CDC announces plans for distribution of Monkeypox vaccine in Washington state


OLYMPIA — To help stop the spread of the monkeypox virus, the Centers for Disease Control and Prevention (CDC) announced plans to distribute a limited amount of vaccine in Washington State. Because federal government supply is limited, allocations are based on the number of monkeypox cases in each state.

Due to the relatively low number of cases here compared to other jurisdictions, Washington State has been assigned 398 courses (796 doses) of the 2-dose JYNNEOS vaccine. Of this allocation, 272 courses have already been distributed to jurisdictions with known cases and close contacts.

Currently, 15 confirmed and probable cases of monkeypox have been identified in Washington State, including one person who was exposed in another state but tested positive in Washington. All other cases are King County residents.

The first cases of monkeypox were identified in people who had traveled outside of Washington state. More recently, cases have been identified in people with no recent travel history, meaning they likely had local exposure to monkeypox. Investigators are working to notify close contacts of these cases.

“The risk to the public is low at this time. Transmission typically requires close, skin-to-skin contact with someone who has symptoms of the disease,” said Scott Lindquist, MD, MPH, state epidemiologist for communicable diseases. “For people who have had recent contact with someone who tested positive for monkeypox, the vaccine may reduce the risk of developing monkeypox infection.”

Monkeypox vaccines

Due to the current limited vaccine supply, Phase I calls on the government to allocate 56,000 doses from the strategic stockpile using a tiered distribution strategy that prioritizes states and jurisdictions with the highest case rates of highest monkeypox.

In late July or early August, Phase II will make an additional 240,000 doses available nationwide. Eventually, more than one million doses are planned for distribution across the United States. It’s unclear how many more doses Washington state will receive.

The majority of phase I doses will be used to vaccinate high and intermediate risk close contacts of confirmed and probable cases. A limited number will be administered as pre-exposure prophylaxis to laboratory workers who directly handle specimens. Public health officials say once they know how many vaccines will arrive in Washington and when, they will be able to implement plans to vaccinate high-risk people who have not been exposed. Without additional CDC supplies, there are no plans to hold vaccination clinics or distribute vaccines to providers.

The CDC does not consider monkeypox an occupational hazard for healthcare professionals and does not currently recommend vaccinations.

Who is at risk?

Monkeypox can cause flu-like symptoms, swollen lymph nodes and a rash that can appear anywhere on the body. In the current epidemic, many cases have presented with lesions on the genitals or in the anal region. Some people experience rectal pain first, with or without flu-like symptoms.

Anyone can get monkeypox, but some people are at higher risk.

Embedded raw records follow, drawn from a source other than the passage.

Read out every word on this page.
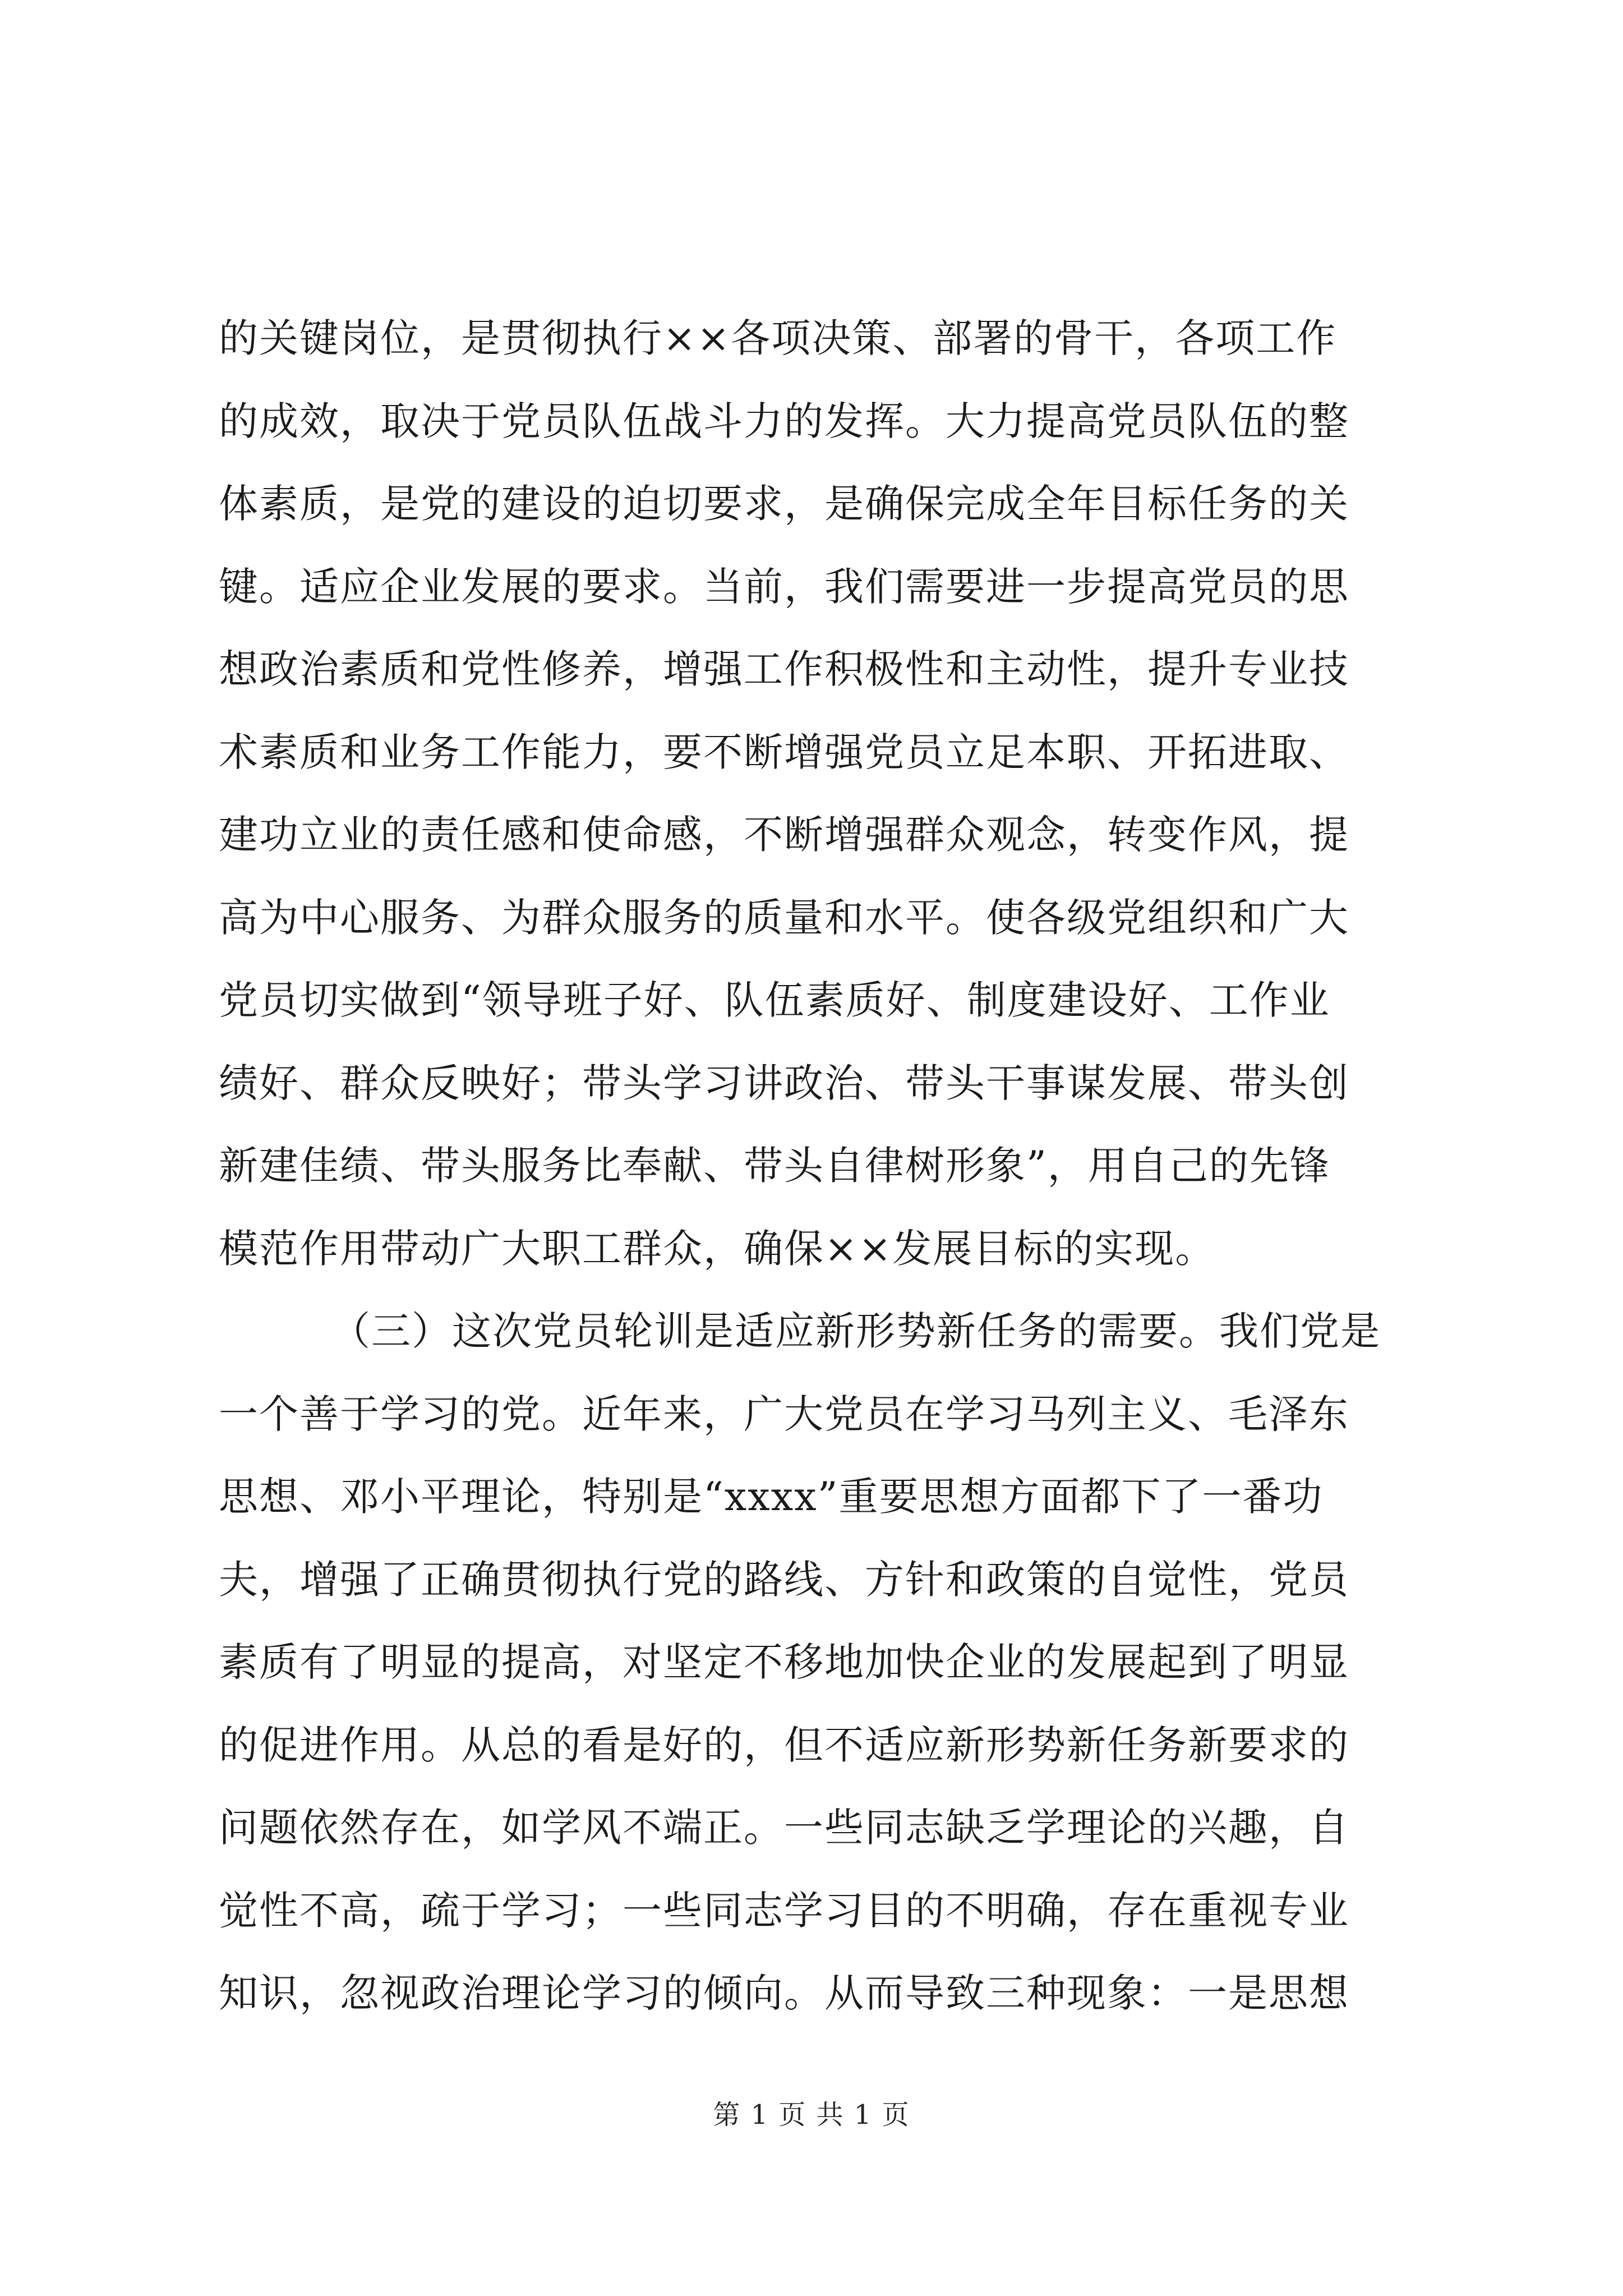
的关键岗位，是贯彻执行××各项决策、部署的骨干，各项工作
的成效，取决于党员队伍战斗力的发挥。大力提高党员队伍的整
体素质，是党的建设的迫切要求，是确保完成全年目标任务的关
键。适应企业发展的要求。当前，我们需要进一步提高党员的思
想政治素质和党性修养，增强工作积极性和主动性，提升专业技
术素质和业务工作能力，要不断增强党员立足本职、开拓进取、
建功立业的责任感和使命感，不断增强群众观念，转变作风，提
高为中心服务、为群众服务的质量和水平。使各级党组织和广大
党员切实做到“领导班子好、队伍素质好、制度建设好、工作业
绩好、群众反映好；带头学习讲政治、带头干事谋发展、带头创
新建佳绩、带头服务比奉献、带头自律树形象”，用自己的先锋
模范作用带动广大职工群众，确保××发展目标的实现。
（三）这次党员轮训是适应新形势新任务的需要。我们党是
一个善于学习的党。近年来，广大党员在学习马列主义、毛泽东
思想、邓小平理论，特别是“xxxx”重要思想方面都下了一番功
夫，增强了正确贯彻执行党的路线、方针和政策的自觉性，党员
素质有了明显的提高，对坚定不移地加快企业的发展起到了明显
的促进作用。从总的看是好的，但不适应新形势新任务新要求的
问题依然存在，如学风不端正。一些同志缺乏学理论的兴趣，自
觉性不高，疏于学习；一些同志学习目的不明确，存在重视专业
知识，忽视政治理论学习的倾向。从而导致三种现象：一是思想
第 1 页 共 1 页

Unlike the virus that causes COVID-19, monkeypox is spread primarily through close contact and does not spread through the air over longer distances. Brief interactions that do not involve physical contact and healthcare interactions conducted using appropriate protective equipment are generally considered low risk.

While current cases nationally and internationally are primarily in men who have sex with men, anyone who is sexually active with multiple partners or a partner of a person who has sex with multiple partners may be exposed to monkeypox. Other risk factors may include travel to areas where monkeypox is spreading, close, non-sexual contact with a known case, or contact with sick animals. To protect yourself and others from monkeypox or sexually infectious diseases, the DOH recommends practicing safer sex and avoiding sexual contact with anyone with open wounds, sores, or rashes.


Public health officials are encouraging anyone with symptoms of monkeypox, or anyone who has been in close contact with someone diagnosed with monkeypox in the past 21 days, to contact a health care provider to see if they should be tested. Providers should have a high level of suspicion if patients present with a rash, particularly if they also report recent sexual or close contact with a possible case.

Infections with the strain of monkeypox virus identified in this outbreak are rarely fatal. Most do not require hospitalization. To date, no one in the United States has died from monkeypox.

People infected with the virus usually recover in 2 to 4 weeks, but the disease can be serious, especially for immunocompromised people, children, people with a history of eczema, or people who are pregnant or breastfeeding.

The good news is that Washington State has no shortage of testing capacity for orthopoxvirus, the family of viruses that includes monkeypox. The Washington State Public Health Laboratory (PHL) was able to test all suspected cases that our state’s health care providers reported to their local health departments. Since May, PHL has tested more than 60 monkeypox samples. Additionally, commercial labs across the country are now able to test for orthopoxvirus.

“The DOH is actively working with local health jurisdictions, tribal partners and community groups to develop an equitable distribution plan for this vaccine,” Lindquist said. “We just need more vaccines.”